Il cligna des paupières pourtant rodées à l’éblouissement… juste une seconde, oui, un si bref instant dans cette si longue vie.

Le carrefour était là ;
Le réel aussi.
Un camion improbable percuta la voiture

Il ne la reverrait plus.

Les rosiers attendront.

Edith Letellier, août 2011

Un très joli texte d’Edith

Classé dans : Non classé — joie55 @ 11:29

Un sandwich : « trois coups résonnèrent dans la nuit…… le plafond s’ouvre et la lumière jaillit ».

Trois coups résonnèrent dans la nuit.
Trois coups

Un coup de fil
Un coup de semonce
Un coup du sort.

- « Ma p’tite dame, ça va pas être drôle, mais l’hélico n’est pas disponible… trop dangereux pour risquer de faire monter une équipe… va falloir prendre votre mal en patience »…

- « Bonjour, vous êtes bien sur la messagerie de Stéphane, je ne suis pas là pour l’instant mais vous pouvez me laisser un message… »

Puis le silence,
Violent,
Assourdissant comme une claque
La nuit,
La solitude,
Le froid.

La pénitence.

Quelques corbeaux parfois, venus narquoisement tournoyer au ciel de mon impensable nid…
Un piètre feu humide et poussif qui s’éteint bien vite…
Les étoiles…

Les larmes se tarissent ; l’énergie se recentre ;
Il faudra tenir ;
Encore onze heures avant le lever du jour.

C’est long une nuit dans la montagne.
Par dessus la forêt, le vent se fait glacial, les postures douloureuses.

C’est le prix de la faute, de mon inconséquence :
pas de torche, pas de veste, une maigre mandarine et quelques feuilles de cahier…

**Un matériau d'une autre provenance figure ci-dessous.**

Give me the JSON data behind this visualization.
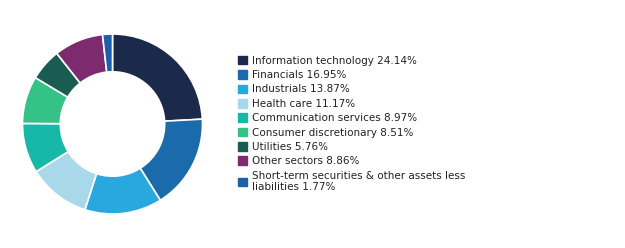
{
  "labels": [
    "Information technology 24.14%",
    "Financials 16.95%",
    "Industrials 13.87%",
    "Health care 11.17%",
    "Communication services 8.97%",
    "Consumer discretionary 8.51%",
    "Utilities 5.76%",
    "Other sectors 8.86%",
    "Short-term securities & other assets less\nliabilities 1.77%"
  ],
  "values": [
    24.14,
    16.95,
    13.87,
    11.17,
    8.97,
    8.51,
    5.76,
    8.86,
    1.77
  ],
  "colors": [
    "#1b2a4a",
    "#1b6aab",
    "#29a8e0",
    "#a8d8ea",
    "#18b8a8",
    "#35c286",
    "#1a5c52",
    "#7b2b6e",
    "#1d5fa8"
  ],
  "figsize": [
    6.25,
    2.48
  ],
  "dpi": 100,
  "donut_width": 0.42,
  "start_angle": 90
}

J’ai marché, oui… tant marché en quête de ma route, la juste direction, refusant de rebrousser chemin.
C’est le soir qui m’a cueillie comme on embrasse une égarée.
Trop tard pour reculer… balisage invisible… plus de force à perdre pour pleurer.
Il faut gérer ma nuit, expier mon errance.
Il n’est plus là de doute ni de faille ;
Plus d’amant injoignable
Pas de mari qui attend.

Il n’y a plus que moi, au coeur du dépouillement,
et mon corps,
et le temps,
et le ciel, et la pierre qui m’entourent comme un écrin hérissé de banderilles.
C’est étonnant comme certaines choses se plaisent à mêler le désagréable de la douleur à la sensation saisissante d’être… vivante.
Presque… exaltant !

Le temps finit toujours par passer… le soleil se lèvera…
Oui, un demain adviendra tôt ou tard, me dis-je tandis que les heures s’effilochent péniblement comme la brume sur mon rocher.

Elle a finit par venir la lumière, à force de frotter mes bras ankylosés, de claquer des dents, de pester contre mes articulations qui se plaignaient d’être montées si haut.

Oui, je le vois enfin apparaître, au bout de ma nuit cathartique, l’éclat de ce jour nouveau,
celui où je me relèverai groggy mais pugnace pour redescendre debout de ma montagne.

Il est là… Il point !
Triomphant et salvateur.

Le point d’orgue où ma nuit se déchire :

Le plafond s’ouvre… et la lumière jaillit.